How often do you think of music when you visualize a visual work – a paint, a photograph or a mounted and framed collage? The new book of the scientist Nikki A. Greene, Grime, glitter and glass: body and sonic in contemporary black artExplore this juxtaposition, putting the visual in conversation with the sound and the tactile.
Rightly, the structure of the book follows the five main components of the composition of a song: “Prelude”, “Verse One”, “Verse Two”, “Pours Three” and “Coda”. Greene concentrates each verse on a single artist – Renée Stout, Radcliffe Bailey and María Magdalena Campos -Pons, respectively – and dissects specific works in terms of musicality and sound resonance as much as visual aesthetics.

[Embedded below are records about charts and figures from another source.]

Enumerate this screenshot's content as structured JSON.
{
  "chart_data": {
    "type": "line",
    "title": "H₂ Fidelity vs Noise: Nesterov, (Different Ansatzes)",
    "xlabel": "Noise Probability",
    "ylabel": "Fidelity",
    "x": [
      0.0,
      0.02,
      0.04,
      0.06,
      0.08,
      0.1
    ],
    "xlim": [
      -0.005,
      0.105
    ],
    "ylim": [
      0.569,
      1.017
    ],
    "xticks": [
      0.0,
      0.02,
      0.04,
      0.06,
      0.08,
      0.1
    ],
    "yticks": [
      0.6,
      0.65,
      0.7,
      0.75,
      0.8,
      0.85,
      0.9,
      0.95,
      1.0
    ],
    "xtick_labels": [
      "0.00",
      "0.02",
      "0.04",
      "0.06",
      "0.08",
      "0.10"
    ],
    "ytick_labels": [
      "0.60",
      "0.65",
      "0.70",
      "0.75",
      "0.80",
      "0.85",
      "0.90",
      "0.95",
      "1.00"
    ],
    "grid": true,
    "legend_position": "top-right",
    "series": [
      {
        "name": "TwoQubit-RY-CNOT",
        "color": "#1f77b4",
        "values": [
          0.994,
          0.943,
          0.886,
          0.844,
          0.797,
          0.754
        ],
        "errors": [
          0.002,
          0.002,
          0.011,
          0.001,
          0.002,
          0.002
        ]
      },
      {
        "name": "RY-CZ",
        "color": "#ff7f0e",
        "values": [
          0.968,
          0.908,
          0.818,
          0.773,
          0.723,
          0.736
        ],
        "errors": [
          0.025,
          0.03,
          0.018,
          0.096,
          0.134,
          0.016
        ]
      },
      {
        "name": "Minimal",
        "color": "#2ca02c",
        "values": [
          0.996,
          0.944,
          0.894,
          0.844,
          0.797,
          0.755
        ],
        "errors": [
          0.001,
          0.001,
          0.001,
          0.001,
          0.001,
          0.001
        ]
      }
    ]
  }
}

Although the accent seems narrow, each verse does not rest with a single artist. Instead, it ambitiously presents the particular regional context of the artist of black art, music and people in general. In order to delve into Stout, for example, Greene supervises the realities of the United States in the middle of the Atlantic throughout the 20th century. For Bailey, the South American; For Campos-Pons, Cuba and the Caribbean diasporic relations with the United States. Thus, each chapter mixes mini-biographies with a socio-political history, mapping a lush and generative artistic family tree. By writing on Stout, Greene refers to Betye Saar. A large part of Campos-PonsThe chapter is dedicated to Carrie Mae Weems. Bailey's chapter is dotted with links with Romare Bearden, David Hammons, Todd Gray and director Barry Jenkins among others.
And then, of course, there is music. Complete with a Support reading listGreene maps the sound affect by connecting artistic intention to musical artists, identifying musical influences for visual work and highlighting real music in works and performances.
In “Verse One”, Greene compares the use by stout of the physical form and the provocation of black female sexuality in sculpture to that of funk and the pioneer of rocks Betty Davis. For the two artists, it exploits the way in which the challenge is often marked by the stigma and delayed understanding of society. “Verse Two” sees a more abstract effort to explore Bailey's mixed work in the double reality of black excellence and anti-black violence demonstrated by the South, where the late artist was based. Greene first details the video clip of Hip-Hop Group stopped “Tennessee” of Development (1992) in which Bailey appears, traces a line of the great jazz miles Davis (invoking his ex-wife aforementioned Betty) and Sun Ra. “Verse Two” feels slightly heavy and disjointed, perhaps because of Greene's efforts to describe the weight of black masculinity and the shine with which these artists fight.
More success, the “verse three” of Campos-Pons addresses the Western lack of recognition of black validity: in contributions to art, in the power and donation of black women, in the Cuba struggle for autonomy, and more. Greene brings highly sought-after compositions of the saxophonist Neil Leonard for the work of the Campos-Pons, such as the performance piece Identified (2016), connecting the points with the late Afro -Cuban singer Celia Cruz Using sugar by Celia Cruz – Sugar! – as a claim to be female, black and Afro-Caribbean power.
For all its exploits, this book is ultimately a learned work and sometimes turns into the academic language. CODA, in particular, is a perhaps too dense display of social theories and observations of Greene.
But although the style requires an additional effort from the reader, it also means that the many black names of the book – visual and musical artists – are now published forever and engraved in the increasingly interdisciplinary approaches of creative fields. Sun Ra Afrofuturism Jazz do Interact with the collage style of Romare Bearden, which in turn affects the “Pullman” scintillating heart of Bailey. Exploring sound grip via funk, glitter via shine and glass via colonial stories of black contemporary art through these selected artists, Greene adds a new component to black American cultural criticism.




Grime, glitter and glass: body and sonic in contemporary black art (2024) by Nikki A. Greene is published by Duke University Press and is available online and via independent booksellers.